No dia 14 de março de 2025, com 93 anos de idade, a Irmã Leonor Afonso Pelicano partiu para a Casa do Pai, no hospital de Leiria. A Irmã Leonor era membro da comunidade de Fátima desde 2014. Nasceu em Alfaiates/Guarda. Entrou na Companhia de Santa Teresa de Jesus a 25 de abril de 1951, no noviciado de Braga. Na longa vida que o Senhor lhe deu, a Irmã Leonor passou por diferentes comunidades. Salamanca foi a primeira comunidade a recebê-la depois dos primeiros votos no noviciado de Braga. Depois de Salamanca passa por Mora de Toledo e Ciudad de Rodrigo. Regressa a Portugal em agosto de 1986. Em Portugal esteve nas comunidades de Braga/Residência de Meninas, Elvas/Casa de Oração, Alpalhão e finalmente Fátima.
Quando se fala de Leonor Pelicano vêm à mente algumas citações bíblicas que reflectem um pouco a sua vida entre nós: “Servi o Senhor com alegria” (Salmo 100,2); “A alegria do Senhor é a nossa força” (Neemias, 8, 10). Eleanor era uma pessoa um tanto jocosa e bem-humorada. Os obstáculos que por vezes se lhe deparam na vida tornam-se um trampolim para atingir os seus objectivos. Nos seus diálogos com os seus ouvintes, surgia sempre espontaneamente uma frase proverbial que desarmava toda a gente. Sabemos também que a Leonor não se moveu num campo de rosas. Enfrenta dificuldades nas tarefas que lhe são atribuídas. No entanto, era bem visível para todos nós que tudo o que realizava tinha a marca da generosidade e da alegria. Nos seus últimos anos, a sua fragilidade nunca o impediu de mostrar o que foi a sua vida ao longo de 93 anos. Foi um prazer para nós passar pelo seu quarto para o visitar.
A retidão com que agia era um espelho do que se passava dentro dele, na sua relação com Deus, com Maria, com Henrique de Ossó. Ama apaixonadamente a Companhia.

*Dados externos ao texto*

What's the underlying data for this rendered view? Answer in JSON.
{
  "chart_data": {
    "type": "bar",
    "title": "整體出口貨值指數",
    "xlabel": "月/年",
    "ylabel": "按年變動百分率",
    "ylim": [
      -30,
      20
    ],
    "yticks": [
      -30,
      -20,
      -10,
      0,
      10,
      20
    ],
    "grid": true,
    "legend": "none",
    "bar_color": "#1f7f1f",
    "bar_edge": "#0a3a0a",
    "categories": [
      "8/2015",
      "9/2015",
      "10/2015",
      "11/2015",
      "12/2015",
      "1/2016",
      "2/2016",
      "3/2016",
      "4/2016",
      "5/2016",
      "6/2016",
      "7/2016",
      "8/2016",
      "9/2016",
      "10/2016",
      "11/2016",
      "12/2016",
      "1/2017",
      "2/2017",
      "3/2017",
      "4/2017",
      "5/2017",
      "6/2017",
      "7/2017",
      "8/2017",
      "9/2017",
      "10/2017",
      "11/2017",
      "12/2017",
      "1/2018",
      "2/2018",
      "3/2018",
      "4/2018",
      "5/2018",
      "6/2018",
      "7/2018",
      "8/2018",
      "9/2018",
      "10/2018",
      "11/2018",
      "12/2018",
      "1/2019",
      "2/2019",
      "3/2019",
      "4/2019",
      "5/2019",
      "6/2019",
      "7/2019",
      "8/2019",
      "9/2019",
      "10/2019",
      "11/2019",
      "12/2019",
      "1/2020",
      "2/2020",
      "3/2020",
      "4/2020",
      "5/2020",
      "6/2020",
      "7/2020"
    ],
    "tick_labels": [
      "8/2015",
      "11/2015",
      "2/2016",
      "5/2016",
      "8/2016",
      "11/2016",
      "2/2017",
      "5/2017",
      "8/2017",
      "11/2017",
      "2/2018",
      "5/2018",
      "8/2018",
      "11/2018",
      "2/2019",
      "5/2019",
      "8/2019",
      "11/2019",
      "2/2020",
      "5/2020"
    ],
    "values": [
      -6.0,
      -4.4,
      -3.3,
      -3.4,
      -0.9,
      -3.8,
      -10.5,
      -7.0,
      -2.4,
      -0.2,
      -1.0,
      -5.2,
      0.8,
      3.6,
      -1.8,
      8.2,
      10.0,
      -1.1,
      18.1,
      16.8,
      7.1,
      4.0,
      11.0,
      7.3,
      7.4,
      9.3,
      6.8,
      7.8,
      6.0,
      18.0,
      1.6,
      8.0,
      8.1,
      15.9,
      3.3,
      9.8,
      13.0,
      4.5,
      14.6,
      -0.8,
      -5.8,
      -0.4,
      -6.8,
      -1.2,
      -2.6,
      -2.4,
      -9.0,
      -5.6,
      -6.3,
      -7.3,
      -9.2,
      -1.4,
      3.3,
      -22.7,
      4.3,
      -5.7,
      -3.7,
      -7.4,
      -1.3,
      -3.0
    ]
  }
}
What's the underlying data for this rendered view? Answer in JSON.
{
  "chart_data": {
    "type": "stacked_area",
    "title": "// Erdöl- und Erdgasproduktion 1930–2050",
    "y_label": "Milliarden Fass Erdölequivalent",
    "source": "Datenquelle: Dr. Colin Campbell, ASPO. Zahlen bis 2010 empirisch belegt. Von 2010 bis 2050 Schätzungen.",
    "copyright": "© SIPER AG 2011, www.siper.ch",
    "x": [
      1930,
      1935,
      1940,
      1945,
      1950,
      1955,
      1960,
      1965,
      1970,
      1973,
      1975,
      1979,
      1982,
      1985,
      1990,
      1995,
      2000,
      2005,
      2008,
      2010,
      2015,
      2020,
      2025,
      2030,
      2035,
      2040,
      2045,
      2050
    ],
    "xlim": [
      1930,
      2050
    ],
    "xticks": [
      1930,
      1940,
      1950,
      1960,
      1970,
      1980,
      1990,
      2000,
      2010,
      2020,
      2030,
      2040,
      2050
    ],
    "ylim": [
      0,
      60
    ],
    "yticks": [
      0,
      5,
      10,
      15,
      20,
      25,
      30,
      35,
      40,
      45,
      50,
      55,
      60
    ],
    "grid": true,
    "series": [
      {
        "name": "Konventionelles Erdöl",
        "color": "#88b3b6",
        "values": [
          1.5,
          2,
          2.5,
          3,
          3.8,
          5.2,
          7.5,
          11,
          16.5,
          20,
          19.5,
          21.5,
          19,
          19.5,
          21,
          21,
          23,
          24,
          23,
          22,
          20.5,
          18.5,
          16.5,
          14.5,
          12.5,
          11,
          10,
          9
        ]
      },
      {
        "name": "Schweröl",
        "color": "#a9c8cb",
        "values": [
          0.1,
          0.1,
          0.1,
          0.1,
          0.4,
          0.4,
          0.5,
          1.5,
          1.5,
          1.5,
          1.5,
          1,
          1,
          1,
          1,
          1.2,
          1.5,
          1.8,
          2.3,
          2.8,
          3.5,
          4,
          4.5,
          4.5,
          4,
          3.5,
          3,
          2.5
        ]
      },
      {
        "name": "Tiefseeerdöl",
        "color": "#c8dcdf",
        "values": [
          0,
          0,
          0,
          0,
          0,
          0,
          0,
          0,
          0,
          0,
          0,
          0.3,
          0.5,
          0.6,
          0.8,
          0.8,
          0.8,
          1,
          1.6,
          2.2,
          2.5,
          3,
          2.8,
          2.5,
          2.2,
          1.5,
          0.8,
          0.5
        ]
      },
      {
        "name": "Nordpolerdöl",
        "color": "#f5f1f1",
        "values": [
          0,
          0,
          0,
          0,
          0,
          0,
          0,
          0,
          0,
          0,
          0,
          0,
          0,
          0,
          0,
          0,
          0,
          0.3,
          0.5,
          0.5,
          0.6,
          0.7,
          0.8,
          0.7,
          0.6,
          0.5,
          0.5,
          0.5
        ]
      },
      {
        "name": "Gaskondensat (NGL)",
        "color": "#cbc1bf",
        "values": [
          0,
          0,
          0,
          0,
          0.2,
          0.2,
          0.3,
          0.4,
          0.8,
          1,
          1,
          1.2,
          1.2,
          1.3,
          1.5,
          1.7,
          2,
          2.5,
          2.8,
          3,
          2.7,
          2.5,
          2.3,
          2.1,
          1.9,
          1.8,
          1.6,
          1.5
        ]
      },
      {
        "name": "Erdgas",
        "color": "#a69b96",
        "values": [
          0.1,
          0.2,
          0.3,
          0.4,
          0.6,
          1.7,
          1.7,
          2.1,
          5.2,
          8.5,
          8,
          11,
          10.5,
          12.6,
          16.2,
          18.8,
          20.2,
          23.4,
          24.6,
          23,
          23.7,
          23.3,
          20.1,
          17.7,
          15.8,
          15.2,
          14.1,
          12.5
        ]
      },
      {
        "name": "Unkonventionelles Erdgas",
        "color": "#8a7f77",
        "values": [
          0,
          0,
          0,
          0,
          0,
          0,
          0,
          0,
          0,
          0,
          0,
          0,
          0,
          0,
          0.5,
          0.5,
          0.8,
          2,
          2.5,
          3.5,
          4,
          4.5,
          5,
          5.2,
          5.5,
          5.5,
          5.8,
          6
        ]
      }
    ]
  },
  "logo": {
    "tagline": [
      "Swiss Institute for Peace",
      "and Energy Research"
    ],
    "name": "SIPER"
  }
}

Tem um carinho especial pela sua família. Acompanha com satisfação e preocupação os sucessos e as dificuldades que se lhe deparam nos diferentes caminhos. Eleanor tinha o poder de harmonizar a sua maneira suave com a sua maneira mais enérgica.
Agradece ao Senhor pela sua vida. Descansa em paz, querida Irmã Leonor.